What does the dot at the end do? I haven't seen that before.
Kenny Lau (Apr 05 2018 at 16:31):
"it's too obvious I don't even wanna write "rfl""
Simon Hudon (Apr 05 2018 at 17:27):
I don't think that's it. I think it's a definition by pattern matching and empty has no constructors. I haven't seen . used that way before but it looks to me like it signals that we're done with the pattern matching.
Chris Hughes (Apr 05 2018 at 17:32):
How does this notation work in general, for things with constructors?
Simon Hudon (Apr 05 2018 at 17:34):
You mean with the dot or just pattern matching definitions?
Chris Hughes (Apr 05 2018 at 17:35):
With the dot
Simon Hudon (Apr 05 2018 at 17:43):
I haven't seen many more examples but I found these:
lemma not_succ_le_zero : ∀ (n : ℕ), succ n ≤ 0 → false . lemma bool.ff_ne_tt : ff = tt → false .
I think you just put it in instead of a pattern matching to signal that there are no constructors.
Gabriel Ebner (Apr 05 2018 at 17:48):
In general the dot is an optional command delimiter, you can always use it if you want:
def foo : ℕ → ℕ | x := x+1.
Gabriel Ebner (Apr 05 2018 at 17:49):
If you want to write a definition using pattern matching and you have zero equations, then the dot is mandatory.

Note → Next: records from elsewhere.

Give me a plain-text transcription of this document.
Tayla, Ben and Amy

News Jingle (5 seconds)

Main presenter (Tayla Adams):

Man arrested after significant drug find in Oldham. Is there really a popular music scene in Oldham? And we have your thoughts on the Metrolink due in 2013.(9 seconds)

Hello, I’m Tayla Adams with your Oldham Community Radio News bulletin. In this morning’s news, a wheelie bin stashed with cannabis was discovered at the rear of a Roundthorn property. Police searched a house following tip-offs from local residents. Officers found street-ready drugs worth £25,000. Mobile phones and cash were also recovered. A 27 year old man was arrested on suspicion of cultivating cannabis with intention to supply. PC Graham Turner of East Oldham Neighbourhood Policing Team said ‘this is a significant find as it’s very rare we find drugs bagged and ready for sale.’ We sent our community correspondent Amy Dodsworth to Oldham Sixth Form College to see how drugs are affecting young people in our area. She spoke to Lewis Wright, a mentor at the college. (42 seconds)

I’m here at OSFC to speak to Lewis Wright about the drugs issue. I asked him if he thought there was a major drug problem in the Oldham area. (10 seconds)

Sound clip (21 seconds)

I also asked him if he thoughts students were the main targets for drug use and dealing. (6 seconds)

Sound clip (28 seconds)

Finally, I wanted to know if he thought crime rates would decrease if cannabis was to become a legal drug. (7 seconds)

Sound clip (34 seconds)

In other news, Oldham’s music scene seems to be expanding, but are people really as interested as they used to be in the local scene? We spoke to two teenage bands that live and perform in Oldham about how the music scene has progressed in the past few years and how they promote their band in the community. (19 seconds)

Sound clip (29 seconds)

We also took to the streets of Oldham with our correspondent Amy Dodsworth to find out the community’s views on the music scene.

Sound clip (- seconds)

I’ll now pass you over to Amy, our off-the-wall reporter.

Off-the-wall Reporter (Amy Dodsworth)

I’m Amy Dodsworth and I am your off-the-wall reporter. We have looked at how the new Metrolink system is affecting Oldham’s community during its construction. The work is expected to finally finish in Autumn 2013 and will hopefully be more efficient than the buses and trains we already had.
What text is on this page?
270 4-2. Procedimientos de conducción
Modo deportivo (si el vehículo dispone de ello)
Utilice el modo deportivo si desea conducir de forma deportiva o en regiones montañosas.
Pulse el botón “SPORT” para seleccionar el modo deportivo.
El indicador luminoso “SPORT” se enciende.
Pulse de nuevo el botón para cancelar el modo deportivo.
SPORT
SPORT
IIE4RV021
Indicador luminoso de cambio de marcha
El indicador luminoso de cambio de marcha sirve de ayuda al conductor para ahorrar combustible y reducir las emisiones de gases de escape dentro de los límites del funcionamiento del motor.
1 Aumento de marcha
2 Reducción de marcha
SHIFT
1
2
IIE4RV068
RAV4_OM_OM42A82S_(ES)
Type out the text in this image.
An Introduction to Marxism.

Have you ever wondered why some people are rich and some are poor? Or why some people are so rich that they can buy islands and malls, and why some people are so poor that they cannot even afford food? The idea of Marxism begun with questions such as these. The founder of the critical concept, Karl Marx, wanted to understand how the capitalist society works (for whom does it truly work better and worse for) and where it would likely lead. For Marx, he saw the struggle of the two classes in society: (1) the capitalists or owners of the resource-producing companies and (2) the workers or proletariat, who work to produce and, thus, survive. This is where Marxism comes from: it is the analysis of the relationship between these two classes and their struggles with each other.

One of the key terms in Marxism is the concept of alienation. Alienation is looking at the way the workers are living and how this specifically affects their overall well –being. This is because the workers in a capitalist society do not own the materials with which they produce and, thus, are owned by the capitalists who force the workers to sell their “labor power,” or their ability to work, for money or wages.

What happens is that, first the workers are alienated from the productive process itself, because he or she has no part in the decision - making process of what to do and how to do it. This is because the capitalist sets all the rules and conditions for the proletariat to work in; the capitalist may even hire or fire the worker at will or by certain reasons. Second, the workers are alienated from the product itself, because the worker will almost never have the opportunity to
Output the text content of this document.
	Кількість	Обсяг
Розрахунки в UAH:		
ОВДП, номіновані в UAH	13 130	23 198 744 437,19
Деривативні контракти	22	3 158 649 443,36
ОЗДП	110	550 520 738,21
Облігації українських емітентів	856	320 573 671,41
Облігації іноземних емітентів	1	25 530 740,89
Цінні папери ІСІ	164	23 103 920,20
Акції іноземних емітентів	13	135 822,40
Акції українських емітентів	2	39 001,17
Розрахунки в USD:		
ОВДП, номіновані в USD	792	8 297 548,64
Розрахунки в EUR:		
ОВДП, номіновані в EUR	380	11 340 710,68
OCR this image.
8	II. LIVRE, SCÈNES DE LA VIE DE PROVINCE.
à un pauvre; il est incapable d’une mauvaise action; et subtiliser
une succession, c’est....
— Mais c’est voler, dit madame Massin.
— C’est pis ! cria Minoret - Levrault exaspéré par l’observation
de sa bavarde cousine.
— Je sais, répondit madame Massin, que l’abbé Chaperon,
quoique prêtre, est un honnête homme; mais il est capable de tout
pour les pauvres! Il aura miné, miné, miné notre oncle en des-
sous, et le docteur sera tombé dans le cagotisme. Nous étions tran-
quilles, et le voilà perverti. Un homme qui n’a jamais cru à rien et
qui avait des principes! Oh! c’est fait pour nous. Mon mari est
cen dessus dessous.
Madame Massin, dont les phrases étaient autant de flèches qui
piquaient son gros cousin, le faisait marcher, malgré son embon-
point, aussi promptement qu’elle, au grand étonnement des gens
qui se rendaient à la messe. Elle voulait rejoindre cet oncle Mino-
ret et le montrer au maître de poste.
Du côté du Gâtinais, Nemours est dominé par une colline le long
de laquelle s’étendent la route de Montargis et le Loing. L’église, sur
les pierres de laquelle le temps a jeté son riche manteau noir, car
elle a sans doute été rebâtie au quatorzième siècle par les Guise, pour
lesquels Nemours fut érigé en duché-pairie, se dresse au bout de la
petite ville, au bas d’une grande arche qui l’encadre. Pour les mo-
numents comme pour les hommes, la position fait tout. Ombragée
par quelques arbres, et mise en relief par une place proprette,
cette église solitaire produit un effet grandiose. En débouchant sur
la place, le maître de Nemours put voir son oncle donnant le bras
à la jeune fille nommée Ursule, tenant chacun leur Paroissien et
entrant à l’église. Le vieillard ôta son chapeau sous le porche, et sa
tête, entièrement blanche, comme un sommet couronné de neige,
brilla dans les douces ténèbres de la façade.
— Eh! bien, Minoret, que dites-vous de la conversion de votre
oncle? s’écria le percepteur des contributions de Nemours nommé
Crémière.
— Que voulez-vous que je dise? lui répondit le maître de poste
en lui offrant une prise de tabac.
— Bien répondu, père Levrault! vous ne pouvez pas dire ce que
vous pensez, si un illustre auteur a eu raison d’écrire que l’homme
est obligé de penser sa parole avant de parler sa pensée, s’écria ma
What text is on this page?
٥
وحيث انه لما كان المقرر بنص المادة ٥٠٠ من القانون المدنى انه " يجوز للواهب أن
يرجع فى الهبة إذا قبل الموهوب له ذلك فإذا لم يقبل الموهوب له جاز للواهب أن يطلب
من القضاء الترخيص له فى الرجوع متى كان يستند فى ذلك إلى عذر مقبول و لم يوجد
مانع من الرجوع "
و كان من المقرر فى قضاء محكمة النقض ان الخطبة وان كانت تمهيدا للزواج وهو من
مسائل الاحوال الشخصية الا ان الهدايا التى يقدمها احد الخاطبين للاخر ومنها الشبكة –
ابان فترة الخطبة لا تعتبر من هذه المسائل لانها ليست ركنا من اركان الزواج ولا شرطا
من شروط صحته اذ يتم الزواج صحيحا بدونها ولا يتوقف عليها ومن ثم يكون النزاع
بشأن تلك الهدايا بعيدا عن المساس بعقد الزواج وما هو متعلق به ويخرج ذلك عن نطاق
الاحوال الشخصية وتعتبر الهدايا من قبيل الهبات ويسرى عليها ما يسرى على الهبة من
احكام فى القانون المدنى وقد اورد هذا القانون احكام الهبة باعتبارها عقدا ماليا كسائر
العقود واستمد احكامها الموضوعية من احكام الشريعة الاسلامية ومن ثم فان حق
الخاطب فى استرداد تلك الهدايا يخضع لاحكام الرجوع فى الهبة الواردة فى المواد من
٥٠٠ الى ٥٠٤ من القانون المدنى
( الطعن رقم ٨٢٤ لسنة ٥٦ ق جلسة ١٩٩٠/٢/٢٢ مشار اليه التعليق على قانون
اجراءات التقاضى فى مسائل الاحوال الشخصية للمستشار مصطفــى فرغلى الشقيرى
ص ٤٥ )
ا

The examples above have zero equations.
Gabriel Ebner (Apr 05 2018 at 17:51):
In case you didn't know, this definition syntax is essentially just sugar for a nested match. Here it is maybe clearer that there are zero equations:
example {C : Sort*} (h : ff = tt) : C := match h with end
Gabriel Ebner (Apr 05 2018 at 17:55):
To give you an intuition for when this zero-equation magic works, recall that the equation compiler is (ignoring lots and lots of details) a wrapper around the cases tactic. Whenever iterated cases would yield zero subgoals, then you can use this magic.
example : ¬ (∃ n, n < 0).
Last updated: Dec 20 2023 at 11:08 UTC